Chloé, dépressive, se rend chez un psy, Paul Meyer. Au fil des rendez-vous, elle tombe amoureuse de son thérapeute, qui lui rend bien.
Transgression. Ils s’installent ensemble. Et Chloé découvre des choses…
Je
ne spolie pas l’intrigue - on connait le sujet du film. Paul a un jumeau,
Louis, un double maléfique, qui va s’immiscer dans la vie du couple. C’est
comme Clark Kent / Superman, y’en a un avec des lunettes, l’autre non ! Pas
mal de films nous viennent à l’esprit, et pas des moindres, comme le FAUX
SEMBLANT de Cronenberg, VERTIGO ou PSYCHOSE d’Hitchcock, BASIC INSTINCT de
Verhoeven, le Kubrick d'EYES WIDE SHUT, le BODY DOUBLE de De Palma (ou
Vertigo, donc, c’est pareil !), et l’esprit de Roman Polanski plane -
notamment dans les scènes avec la voisine, grâce à
la composition doucement flippante de Myriam Boyer. On pense à ROSEMARY’S BABY, REPULSION, LA VENUS A LA FOURRURE…
"Psycho"... sort de ce corps ! |
Avec
des parrainages aussi prestigieux, on pouvait s’attendre à un thriller aussi
élégant que malsain. Y’a juste un problème. Après 10
minutes efficaces, les faces à faces entre Chloé et Paul deviennent vite
redondants. Il ne se dégage pas grand-chose de leurs entrevues, qui
prennent un temps fou, puisqu’on a compris assez vite qu’ils deviendront
amants, et que le double, Louis, aura lui aussi sa part de gâteau. Et quand on
s’ennuie, on est moins concentré, on rate des trucs, on pige encore moins.
Car
- et là je ne spolie pas ! - une intrigue va en cacher une autre. Et du
genre tarabiscoté. Sauf que ce regain d’action, ses nouveaux développements,
arrivent un peu tard. Il y a pourtant plein de bonnes idées, celle de faire de
Chloé une gardienne de musée, femme désincarnée, que personne ne regarde, un
objet parmi ceux exposés. La voisine de palier, Rose (comme Mia Farrow dans le
Polanski…) est un personnage ambigu à souhait, sa seule présence à l’écran
dissipe une petite angoisse.
La
mise en scène est comme toujours très travaillée, la photo est superbe, chaque
mouvement de caméra respire la maitrise, la précision. Ozon sait filmer, pas de
doute. Il y a des plans merveilleux, Chloé au téléphone sous une œuvre d’art,
comme des branches d’arbre, dans son musée. Les décors sont particulièrement bien
choisis, utilisés. François Ozon use du procédé split-screen (écran divisé) qui
sied évidement au thème, un effet vidéo lui permet aussi de dédoubler Chloé
dans une scène d’amour, bien vu. Et à propos, qui dit thriller érotique, dit
scènes de sexe… y’en a.
Mais
ça ne décolle pas. Cronenberg distillait son venin malsain et flippant,
l’héroïne avait toute notre attention. Verhoeven usait des ficelles du Film
Noir, du polar, on était toujours aux aguets. Je ne parviens pas à m’intéresser
au cas de Chloé, froide comme une pièce de marbre dont sont faites les
sculptures qu’elle surveille. Pas sûr
que le jeu des acteurs, Marine Vacht et Jérémie Renier, atone, aide beaucoup.

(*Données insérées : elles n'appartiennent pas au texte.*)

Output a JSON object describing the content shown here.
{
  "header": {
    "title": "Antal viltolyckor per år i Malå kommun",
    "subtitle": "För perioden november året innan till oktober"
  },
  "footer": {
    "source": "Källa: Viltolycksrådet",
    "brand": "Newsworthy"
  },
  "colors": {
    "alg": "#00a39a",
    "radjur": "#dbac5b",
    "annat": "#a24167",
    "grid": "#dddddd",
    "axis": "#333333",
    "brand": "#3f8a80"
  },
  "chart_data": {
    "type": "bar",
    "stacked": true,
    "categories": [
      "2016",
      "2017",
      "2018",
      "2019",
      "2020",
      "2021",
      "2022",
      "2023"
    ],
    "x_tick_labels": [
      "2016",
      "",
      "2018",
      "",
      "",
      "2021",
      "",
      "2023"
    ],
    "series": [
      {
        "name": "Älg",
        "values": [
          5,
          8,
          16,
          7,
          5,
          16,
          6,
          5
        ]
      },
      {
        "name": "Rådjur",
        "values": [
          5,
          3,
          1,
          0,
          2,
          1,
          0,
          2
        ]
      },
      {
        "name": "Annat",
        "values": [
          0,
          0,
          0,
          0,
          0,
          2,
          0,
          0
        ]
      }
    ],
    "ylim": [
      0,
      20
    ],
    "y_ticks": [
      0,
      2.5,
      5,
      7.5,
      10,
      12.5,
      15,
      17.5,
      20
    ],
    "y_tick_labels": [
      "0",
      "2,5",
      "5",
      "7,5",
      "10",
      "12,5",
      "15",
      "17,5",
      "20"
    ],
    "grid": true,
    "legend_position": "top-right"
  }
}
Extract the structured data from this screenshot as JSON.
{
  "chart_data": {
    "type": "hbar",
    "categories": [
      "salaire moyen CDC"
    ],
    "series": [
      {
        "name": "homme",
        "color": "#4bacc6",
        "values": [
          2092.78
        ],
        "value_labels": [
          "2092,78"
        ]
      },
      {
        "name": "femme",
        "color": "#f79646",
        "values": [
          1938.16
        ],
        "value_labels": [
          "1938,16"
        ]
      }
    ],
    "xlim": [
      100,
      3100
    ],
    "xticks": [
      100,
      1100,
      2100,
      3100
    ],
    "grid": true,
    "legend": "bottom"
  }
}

Outre Myriam Boyer, on y croise aussi Jacqueline Bisset, toujours très classe.
Un
thriller devrait faire frissonner, s’il est érotique, il devrait exciter... On se rattrape sur le travail de mise en scène très
élaboré, mais l’histoire et les personnages nous passent un peu au-dessus.
L'AMANT DOUBLE (2017)
couleur - 1h45 - scope 1:2;35
000
Chez certains commentateurs, on remarque qu'immanquablement des photos de jeunes filles ornent leur chronique ...
RépondreSupprimerSerait-ce du racolage ? Ou bien un penchant incontrôlable ? Ou les deux !?
J'ai trouvé ce film "inutilement" dérangeant (bonjours la scène d'ouverture !).
RépondreSupprimerTout y est glacial et malsain, et pas forcément très compréhensible en plus. Pas sûr de l'avoir moi même entièrement compris ce film. Et visiblement, au regard des personnes qui sortaient de la salle, la confusion semblait prédominer chez une majorité d'entre eux.
Dans un autre registre, "Get Out" m'a plus largement surpris. Dans le bon sens du terme.